Dachlauer's bull, left, has no such worshipful attendance as Di Modica's. (CC Jeremy Chan & Leonieke Aalders)
Art has often kept questionable company. I’m not talking about needle-pocked libertines or anarchists, but the institutional enemies of hoi polloi: financiers and the Church. How many Madonna con Bambinos were eked out to feed painters during the Renaissance; how much art was farmed out by Wall Street in the ‘80s to fuel a global speculative market? Basquiat’s paintings disappeared from his atelier unfinished, while the paint was still wet.
Right around the same time, Arturo Di Modica and Reinhard Dachlauer created huge bronzes of bulls (and in Dachlauer’s case, including a bear to form a set) that now stand near Wall Street and the Frankfurt Stock Exchange, respectively. Dachlauer’s pair is not extensively documented on the Internet, but Di Modica’s bull has transcended its humble beginnings as guerrilla art to become world famous.

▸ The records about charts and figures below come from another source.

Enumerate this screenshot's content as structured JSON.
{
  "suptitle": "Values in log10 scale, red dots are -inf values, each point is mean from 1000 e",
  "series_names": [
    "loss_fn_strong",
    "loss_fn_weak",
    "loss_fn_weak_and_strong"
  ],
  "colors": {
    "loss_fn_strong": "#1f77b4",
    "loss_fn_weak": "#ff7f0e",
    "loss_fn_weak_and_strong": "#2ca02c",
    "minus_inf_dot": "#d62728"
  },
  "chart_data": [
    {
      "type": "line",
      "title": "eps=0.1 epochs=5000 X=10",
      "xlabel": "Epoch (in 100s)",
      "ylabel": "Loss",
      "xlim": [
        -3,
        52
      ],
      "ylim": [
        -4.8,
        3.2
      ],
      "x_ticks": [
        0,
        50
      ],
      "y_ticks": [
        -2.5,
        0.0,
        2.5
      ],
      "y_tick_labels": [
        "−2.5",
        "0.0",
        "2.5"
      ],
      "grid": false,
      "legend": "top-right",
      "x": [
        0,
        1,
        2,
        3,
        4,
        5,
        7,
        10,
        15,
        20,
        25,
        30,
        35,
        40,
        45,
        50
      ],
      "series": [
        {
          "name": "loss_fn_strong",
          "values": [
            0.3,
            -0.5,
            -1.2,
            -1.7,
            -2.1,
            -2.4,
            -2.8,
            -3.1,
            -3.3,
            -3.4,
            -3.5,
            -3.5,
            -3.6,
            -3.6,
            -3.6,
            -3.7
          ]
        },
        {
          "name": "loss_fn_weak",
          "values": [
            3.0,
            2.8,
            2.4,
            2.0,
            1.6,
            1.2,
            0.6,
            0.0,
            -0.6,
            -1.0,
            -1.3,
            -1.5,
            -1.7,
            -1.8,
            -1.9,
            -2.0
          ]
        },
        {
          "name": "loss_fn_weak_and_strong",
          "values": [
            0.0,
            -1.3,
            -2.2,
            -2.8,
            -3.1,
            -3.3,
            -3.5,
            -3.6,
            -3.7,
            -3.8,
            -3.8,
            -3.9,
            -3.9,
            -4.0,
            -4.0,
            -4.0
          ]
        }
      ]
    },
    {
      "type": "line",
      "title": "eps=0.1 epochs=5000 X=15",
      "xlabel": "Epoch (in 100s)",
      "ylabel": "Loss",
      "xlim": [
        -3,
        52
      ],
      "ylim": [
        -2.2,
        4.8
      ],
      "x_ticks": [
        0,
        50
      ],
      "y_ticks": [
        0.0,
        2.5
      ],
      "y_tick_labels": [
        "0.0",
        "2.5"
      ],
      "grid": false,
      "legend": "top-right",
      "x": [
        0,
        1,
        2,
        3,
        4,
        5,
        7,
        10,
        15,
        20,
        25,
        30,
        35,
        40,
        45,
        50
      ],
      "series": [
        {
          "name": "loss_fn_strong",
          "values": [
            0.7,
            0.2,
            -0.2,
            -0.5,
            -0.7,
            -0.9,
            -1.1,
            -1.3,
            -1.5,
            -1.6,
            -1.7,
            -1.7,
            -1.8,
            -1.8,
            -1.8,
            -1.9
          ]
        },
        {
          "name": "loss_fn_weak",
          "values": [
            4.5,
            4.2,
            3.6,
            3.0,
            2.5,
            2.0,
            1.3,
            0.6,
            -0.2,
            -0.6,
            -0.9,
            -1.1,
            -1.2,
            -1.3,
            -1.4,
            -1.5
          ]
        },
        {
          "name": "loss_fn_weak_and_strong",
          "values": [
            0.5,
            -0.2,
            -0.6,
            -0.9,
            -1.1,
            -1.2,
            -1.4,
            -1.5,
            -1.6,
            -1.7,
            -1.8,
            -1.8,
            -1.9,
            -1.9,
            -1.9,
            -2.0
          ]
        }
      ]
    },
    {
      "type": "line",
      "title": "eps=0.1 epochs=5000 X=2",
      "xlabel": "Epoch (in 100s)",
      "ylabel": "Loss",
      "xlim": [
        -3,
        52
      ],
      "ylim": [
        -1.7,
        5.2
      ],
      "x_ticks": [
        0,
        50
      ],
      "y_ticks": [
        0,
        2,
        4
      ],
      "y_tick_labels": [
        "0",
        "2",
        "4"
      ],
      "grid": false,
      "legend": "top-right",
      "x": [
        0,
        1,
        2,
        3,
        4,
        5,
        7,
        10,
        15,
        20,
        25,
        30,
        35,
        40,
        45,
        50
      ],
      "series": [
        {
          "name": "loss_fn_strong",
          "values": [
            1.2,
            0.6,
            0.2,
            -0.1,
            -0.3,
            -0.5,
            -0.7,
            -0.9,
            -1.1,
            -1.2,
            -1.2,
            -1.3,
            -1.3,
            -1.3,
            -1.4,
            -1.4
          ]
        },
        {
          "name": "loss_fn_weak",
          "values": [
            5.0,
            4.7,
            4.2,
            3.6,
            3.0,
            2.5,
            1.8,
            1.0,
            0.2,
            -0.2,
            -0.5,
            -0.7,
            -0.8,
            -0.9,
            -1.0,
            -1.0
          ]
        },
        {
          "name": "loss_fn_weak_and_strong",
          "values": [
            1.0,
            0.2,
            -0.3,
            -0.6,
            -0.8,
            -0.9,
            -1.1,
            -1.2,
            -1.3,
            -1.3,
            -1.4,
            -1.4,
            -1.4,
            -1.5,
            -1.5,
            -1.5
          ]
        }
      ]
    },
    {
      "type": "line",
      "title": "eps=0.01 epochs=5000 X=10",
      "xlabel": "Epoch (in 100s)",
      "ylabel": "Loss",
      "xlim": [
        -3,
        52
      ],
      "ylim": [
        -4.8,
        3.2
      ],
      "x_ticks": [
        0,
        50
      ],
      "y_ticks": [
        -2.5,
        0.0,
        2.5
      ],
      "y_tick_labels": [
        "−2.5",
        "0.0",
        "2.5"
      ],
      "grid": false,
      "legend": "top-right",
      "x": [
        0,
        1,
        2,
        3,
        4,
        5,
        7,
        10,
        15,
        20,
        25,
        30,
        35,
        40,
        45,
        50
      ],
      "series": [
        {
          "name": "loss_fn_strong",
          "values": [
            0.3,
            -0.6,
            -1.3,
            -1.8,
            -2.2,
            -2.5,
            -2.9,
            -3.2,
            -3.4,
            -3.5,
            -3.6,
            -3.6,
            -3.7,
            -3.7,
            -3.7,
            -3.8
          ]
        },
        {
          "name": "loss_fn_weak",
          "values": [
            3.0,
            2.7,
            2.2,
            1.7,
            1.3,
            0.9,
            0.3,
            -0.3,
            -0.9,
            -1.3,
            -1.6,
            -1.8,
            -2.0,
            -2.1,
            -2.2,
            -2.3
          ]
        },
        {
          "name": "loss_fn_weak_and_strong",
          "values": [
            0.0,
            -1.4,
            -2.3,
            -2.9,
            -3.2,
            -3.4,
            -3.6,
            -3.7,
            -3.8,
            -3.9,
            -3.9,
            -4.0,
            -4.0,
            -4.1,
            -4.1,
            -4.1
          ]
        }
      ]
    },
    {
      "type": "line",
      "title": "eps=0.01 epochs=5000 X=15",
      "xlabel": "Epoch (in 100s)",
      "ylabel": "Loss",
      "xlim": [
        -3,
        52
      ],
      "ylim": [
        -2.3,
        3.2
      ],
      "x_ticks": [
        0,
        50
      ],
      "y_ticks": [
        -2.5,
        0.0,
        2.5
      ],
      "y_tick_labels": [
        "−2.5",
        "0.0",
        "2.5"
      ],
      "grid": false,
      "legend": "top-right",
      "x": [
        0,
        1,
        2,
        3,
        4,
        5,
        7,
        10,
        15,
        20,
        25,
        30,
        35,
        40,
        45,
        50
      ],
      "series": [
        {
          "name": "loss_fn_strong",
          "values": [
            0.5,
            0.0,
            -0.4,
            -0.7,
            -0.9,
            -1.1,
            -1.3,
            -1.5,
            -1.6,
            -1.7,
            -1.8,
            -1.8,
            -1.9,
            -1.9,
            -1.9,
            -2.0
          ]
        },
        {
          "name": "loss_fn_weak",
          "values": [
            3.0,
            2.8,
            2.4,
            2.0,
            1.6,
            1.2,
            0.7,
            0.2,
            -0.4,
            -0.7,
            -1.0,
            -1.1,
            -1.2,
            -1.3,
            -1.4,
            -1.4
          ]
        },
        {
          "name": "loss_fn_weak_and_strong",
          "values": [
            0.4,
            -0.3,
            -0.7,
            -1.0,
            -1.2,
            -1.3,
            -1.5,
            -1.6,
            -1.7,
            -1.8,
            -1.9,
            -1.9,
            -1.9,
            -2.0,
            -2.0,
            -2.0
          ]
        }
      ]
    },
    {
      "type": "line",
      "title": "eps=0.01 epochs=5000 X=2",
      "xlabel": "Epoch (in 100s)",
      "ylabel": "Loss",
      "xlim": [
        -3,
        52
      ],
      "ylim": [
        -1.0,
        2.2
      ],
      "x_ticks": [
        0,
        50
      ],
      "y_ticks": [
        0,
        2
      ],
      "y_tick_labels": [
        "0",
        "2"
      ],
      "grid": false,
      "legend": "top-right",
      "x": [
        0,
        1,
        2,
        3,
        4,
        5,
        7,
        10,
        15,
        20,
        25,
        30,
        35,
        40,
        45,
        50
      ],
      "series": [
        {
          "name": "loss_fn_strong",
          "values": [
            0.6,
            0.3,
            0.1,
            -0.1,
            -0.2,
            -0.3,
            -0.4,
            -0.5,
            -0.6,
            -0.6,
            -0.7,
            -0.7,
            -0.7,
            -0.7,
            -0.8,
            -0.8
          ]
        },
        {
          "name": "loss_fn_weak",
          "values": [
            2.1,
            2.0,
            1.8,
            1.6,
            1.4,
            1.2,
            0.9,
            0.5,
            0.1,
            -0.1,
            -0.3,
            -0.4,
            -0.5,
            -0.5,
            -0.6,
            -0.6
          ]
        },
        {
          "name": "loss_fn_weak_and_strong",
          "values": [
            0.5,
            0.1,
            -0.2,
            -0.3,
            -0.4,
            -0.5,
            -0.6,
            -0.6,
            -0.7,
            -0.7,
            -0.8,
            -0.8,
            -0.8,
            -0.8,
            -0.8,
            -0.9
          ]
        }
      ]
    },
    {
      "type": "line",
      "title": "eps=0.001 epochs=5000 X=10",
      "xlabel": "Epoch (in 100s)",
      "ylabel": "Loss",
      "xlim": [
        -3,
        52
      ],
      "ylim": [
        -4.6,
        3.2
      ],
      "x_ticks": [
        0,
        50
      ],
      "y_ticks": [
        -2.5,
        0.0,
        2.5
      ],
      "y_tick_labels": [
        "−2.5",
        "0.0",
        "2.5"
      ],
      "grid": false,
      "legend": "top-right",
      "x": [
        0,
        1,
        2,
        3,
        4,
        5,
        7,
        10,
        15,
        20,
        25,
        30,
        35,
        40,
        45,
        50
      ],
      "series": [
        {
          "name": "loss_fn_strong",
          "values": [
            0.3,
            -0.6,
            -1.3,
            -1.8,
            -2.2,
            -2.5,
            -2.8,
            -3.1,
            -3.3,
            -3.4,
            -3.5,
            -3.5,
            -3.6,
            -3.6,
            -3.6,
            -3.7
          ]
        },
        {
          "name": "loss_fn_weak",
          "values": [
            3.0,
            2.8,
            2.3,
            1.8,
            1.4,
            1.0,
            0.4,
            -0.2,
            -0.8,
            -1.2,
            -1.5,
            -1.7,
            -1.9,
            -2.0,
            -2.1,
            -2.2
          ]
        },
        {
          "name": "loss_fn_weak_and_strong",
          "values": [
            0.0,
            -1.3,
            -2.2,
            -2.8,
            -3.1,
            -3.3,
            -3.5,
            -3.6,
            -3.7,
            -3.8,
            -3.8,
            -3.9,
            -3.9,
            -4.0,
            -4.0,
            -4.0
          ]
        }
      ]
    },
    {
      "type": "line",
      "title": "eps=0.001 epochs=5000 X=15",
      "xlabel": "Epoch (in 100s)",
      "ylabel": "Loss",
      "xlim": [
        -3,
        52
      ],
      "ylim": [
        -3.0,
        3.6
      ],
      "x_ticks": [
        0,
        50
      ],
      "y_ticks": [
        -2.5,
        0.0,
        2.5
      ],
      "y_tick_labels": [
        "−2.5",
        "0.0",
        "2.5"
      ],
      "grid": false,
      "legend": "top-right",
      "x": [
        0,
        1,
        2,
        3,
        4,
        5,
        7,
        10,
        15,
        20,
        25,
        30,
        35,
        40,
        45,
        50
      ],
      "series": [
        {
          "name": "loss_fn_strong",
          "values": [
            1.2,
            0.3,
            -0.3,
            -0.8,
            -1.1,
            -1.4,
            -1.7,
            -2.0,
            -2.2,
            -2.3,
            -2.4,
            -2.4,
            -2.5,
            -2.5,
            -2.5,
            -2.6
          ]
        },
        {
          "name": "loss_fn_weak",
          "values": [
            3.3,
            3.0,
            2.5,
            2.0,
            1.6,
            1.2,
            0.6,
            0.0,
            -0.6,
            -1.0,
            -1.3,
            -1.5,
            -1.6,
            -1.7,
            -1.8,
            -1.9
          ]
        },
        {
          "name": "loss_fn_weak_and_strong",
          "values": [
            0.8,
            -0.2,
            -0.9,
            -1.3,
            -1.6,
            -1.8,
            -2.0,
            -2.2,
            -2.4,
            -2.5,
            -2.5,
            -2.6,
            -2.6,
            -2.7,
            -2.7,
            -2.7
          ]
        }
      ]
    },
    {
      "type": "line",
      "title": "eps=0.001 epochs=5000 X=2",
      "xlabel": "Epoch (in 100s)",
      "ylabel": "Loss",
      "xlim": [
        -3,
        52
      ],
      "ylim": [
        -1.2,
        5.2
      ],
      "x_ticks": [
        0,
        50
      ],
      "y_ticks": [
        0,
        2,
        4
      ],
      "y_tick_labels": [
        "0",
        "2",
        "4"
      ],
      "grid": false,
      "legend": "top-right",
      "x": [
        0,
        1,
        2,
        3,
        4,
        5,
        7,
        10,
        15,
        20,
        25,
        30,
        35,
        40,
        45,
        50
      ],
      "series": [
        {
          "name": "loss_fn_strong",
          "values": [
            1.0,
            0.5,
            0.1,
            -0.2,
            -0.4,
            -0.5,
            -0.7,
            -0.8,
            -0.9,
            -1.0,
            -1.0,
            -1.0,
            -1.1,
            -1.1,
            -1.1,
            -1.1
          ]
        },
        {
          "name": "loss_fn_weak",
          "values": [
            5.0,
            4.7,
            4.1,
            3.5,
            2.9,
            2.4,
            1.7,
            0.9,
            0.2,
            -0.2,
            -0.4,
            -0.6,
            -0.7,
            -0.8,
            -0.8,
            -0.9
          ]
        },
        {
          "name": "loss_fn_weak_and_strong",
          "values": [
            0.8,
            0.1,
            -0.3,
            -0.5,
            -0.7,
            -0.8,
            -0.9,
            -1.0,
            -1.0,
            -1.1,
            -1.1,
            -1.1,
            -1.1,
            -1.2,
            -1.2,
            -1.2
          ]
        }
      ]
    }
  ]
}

That’s right: Di Modica dropped the unsolicited “Charging Bull” on Wall Street like a takeout flyer, and it was briefly impounded before public outcry led to its present installation. Further extending the boldness of the project, Di Modica editioned the piece into five total—and who is surprised that the second bull sold is in Shanghai?
Dachlauer’s bull seems to lead a pretty chaste life, but Di Modica’s bull has been fondled on its plumbing so many times that the oxidized patina is regularly polished away. Its resplendent equipment shines like, well, so many Gold Mansacks, which is fitting as their headquarters is nearby. The Internet is silent on whether this trite and vulgar obeisance is spared Dachlauer’s bull.
They are both fine sculptures, technically speaking. But their whole raison d’être has been subject to a crescendo of questions. As the U.S. churns through its deadbeat-dalliance debt crisis and the Eurozone shudders under the weight of its own souring obligations, I have to wonder why so many civilizations worshiped kine into their twilight—and why artists rush to serve the handmaidens of their societies’ eclipse.